At some point, every developer and builder has felt trapped in “bureaucratic purgatory” during the development review process. As administrative regulations on land development increase, so does the permit review timeline. For the developer or builder, this means one thing: increased costs, or as some say, “time is money.”
On January 21, 2026, the North Carolina Court of Appeals filed a decision which held that when the government’s permitting delay is excessive and unjustifiable, a developer has grounds to state a claim for a “temporary regulatory taking.” In other words, the government may be held liable for the permitting delay, even when the permit is eventually issued. The case is LDI Shallotte 179 Holdings, LLC v. State of N. Carolina Dep’t of Env’t Quality, No. COA24-443, 2026 WL 156313 (N.C. Ct. App. Jan. 21, 2026).
In LDI Shallotte, the plaintiff-developer purchased property comprised of phases three, four, and five of an older residential subdivision. Phases one and two had been completed years earlier by another developer named “Owen.” However, when LDI Shallotte applied to NCDEQ for a stormwater permit through the “Express Review Program,” NCDEQ informed the developer that its application was not eligible for review. According to agency staff, this was because Owen was still the permittee on the existing stormwater permit and there were old, unresolved notices of violation against Owen for phases one and two. Having created a problem where one did not exist (NCDEQ had the authority to simply revoke Owen’s permit for the new phases being developed by LDI Shallotte), agency staff then proposed a series of “paths forward” which involved LDI Shallotte taking responsibility for Owen’s notices of violation and transferring the existing permit out of his name. NCDEQ based these demands not on a statute or regulation, but on a footnote in its “Express Application Review Fee Chart.”

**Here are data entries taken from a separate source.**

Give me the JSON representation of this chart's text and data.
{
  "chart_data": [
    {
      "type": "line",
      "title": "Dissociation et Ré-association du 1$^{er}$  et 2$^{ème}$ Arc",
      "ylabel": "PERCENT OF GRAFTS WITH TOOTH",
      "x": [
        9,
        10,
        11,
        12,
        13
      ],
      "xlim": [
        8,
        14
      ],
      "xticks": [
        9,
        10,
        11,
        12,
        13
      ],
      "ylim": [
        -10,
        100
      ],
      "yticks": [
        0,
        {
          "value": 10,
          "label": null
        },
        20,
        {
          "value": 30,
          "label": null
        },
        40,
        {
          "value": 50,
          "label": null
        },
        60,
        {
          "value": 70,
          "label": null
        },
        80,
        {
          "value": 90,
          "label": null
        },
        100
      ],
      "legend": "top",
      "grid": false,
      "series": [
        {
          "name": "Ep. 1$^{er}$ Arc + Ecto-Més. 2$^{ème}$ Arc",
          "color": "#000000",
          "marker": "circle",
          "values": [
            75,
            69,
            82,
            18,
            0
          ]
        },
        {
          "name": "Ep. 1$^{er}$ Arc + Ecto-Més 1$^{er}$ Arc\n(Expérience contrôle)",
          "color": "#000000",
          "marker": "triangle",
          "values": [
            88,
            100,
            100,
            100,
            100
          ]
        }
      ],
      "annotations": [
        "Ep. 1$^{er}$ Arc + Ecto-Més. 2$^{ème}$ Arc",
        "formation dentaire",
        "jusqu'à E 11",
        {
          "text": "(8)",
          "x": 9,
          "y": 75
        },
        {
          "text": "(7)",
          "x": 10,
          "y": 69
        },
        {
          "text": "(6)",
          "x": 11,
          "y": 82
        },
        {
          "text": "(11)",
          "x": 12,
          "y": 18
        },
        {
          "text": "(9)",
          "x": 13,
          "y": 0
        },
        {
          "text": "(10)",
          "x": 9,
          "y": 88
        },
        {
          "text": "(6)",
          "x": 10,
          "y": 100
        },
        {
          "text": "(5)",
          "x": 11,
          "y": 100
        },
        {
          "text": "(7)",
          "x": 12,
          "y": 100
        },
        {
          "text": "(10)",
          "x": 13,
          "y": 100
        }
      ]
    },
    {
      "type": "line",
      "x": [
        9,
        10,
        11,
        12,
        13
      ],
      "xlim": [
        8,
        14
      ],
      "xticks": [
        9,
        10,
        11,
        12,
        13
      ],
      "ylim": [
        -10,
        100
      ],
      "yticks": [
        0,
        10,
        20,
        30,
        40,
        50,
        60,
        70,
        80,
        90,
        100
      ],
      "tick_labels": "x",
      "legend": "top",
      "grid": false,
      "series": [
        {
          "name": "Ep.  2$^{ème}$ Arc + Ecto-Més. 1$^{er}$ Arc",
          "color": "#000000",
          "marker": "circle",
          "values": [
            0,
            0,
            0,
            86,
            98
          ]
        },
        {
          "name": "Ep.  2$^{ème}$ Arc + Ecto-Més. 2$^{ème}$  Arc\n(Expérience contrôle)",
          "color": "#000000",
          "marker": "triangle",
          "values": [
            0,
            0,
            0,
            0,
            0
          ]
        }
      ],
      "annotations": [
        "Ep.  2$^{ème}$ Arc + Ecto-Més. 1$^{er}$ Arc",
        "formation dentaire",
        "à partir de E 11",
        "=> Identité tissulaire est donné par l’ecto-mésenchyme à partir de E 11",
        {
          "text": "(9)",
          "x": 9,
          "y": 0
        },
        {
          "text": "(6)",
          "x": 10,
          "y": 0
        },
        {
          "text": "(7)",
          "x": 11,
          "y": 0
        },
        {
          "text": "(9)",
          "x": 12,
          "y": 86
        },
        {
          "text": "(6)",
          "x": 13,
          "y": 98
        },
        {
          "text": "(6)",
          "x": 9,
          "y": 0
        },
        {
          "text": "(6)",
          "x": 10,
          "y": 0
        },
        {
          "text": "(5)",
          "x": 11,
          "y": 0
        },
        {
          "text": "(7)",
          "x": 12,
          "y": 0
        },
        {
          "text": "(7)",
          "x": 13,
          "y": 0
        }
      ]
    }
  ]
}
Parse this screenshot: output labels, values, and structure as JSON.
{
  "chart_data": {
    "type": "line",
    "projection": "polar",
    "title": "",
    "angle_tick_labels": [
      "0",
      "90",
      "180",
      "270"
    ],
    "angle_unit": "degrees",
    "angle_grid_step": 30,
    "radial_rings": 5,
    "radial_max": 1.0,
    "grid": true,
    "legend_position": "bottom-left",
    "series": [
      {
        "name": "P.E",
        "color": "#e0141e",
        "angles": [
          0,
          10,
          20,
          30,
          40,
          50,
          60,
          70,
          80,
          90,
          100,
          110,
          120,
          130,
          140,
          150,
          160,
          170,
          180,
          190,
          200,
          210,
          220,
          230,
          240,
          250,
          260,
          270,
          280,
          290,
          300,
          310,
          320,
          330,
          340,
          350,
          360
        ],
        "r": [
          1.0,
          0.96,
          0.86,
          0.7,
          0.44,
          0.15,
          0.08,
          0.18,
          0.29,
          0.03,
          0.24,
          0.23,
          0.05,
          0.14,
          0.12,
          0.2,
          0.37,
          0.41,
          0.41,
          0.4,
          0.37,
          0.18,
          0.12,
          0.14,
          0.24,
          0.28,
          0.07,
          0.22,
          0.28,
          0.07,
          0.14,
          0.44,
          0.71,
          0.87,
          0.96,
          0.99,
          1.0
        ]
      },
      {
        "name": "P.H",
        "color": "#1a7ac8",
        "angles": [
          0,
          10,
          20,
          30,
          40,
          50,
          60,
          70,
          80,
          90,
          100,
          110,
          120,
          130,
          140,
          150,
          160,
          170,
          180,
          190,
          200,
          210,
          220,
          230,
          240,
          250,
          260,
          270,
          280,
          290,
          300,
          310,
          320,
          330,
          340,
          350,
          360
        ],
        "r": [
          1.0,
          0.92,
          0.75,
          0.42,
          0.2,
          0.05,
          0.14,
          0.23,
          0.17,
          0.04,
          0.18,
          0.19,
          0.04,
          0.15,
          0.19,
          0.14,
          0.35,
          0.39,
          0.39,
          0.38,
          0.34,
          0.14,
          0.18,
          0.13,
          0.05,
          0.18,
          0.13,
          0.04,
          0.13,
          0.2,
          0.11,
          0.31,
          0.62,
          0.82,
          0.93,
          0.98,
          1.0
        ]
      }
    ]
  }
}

Thus consigned to bureaucratic purgatory by a footnote, LDI Shallote filed a petition with the North Carolina Office of Administrative Hearings. After a hearing, the Administrative Law Judge (“ALJ”) found that NCDEQ did not have authority to exclude LDI Shallotte from the Express Review Program based on Owen’s stormwater violations in the unrelated phases. The ALJ also ordered NCDEQ to do what it should have done in the first place: revoke Owen’s permit for the undeveloped phases three, four and five, and review LDI Shallotte’s new application for those phases. Dissatisfied by the ALJ’s order, NCDEQ petitioned the superior court for review, but its petition was dismissed as untimely. Finally, six months after the trial court’s decision—and two years after LDI Shallotte first applied for “express review”—NCDEQ issued the stormwater permit for phases three, four and five.
Two days after receiving its much delayed permit, LDI Shallotte filed a lawsuit against NCDEQ for, among other things, inverse condemnation and unconstitutional taking based on the inability to develop the land for the two years that NCDEQ wrongfully withheld its permit. The trial court dismissed the lawsuit and LDI Shallotte appealed. The Court of Appeals held that the lawsuit could go forward on a claim for a “temporary regulatory taking”—that is, LDI Shallotte had sufficiently alleged that it was entitled to compensation for NCDEQ’s action, or rather inaction, in refusing to process the permit application, which deprived LDI Shallotte of all economically viable use of its land for two years. Answering the agency’s argument that a “takings” claim is only proper once a “final decision” denying a permit has been made, the Court of Appeals explained:
By Defendant’s logic, it could indefinitely hold applicants in bureaucratic purgatory by simply refusing to process their requests for stormwater permits. We decline to adopt a rule permanently foreclosing temporary takings claims after excessive administrative delays. There may be instances where grossly protracted inaction, if pleaded in detail, may well survive a motion to dismiss and warrant discovery.
It is too early to know if either party will petition the North Carolina Supreme Court for review. However, assuming the Court of Appeals’ decision remains intact, its holding vindicates developers, builders, and landowners damaged by excessive administrative delays, especially when those delays are created by administrators acting arbitrarily and outside the scope of their authority. State and local permitting authorities can no longer argue that a final decision of the permitting authority is required in all cases for the permit applicant to file a damages claim for the delay. State and local authorities must also recognize that “time is money” for their permit applicants.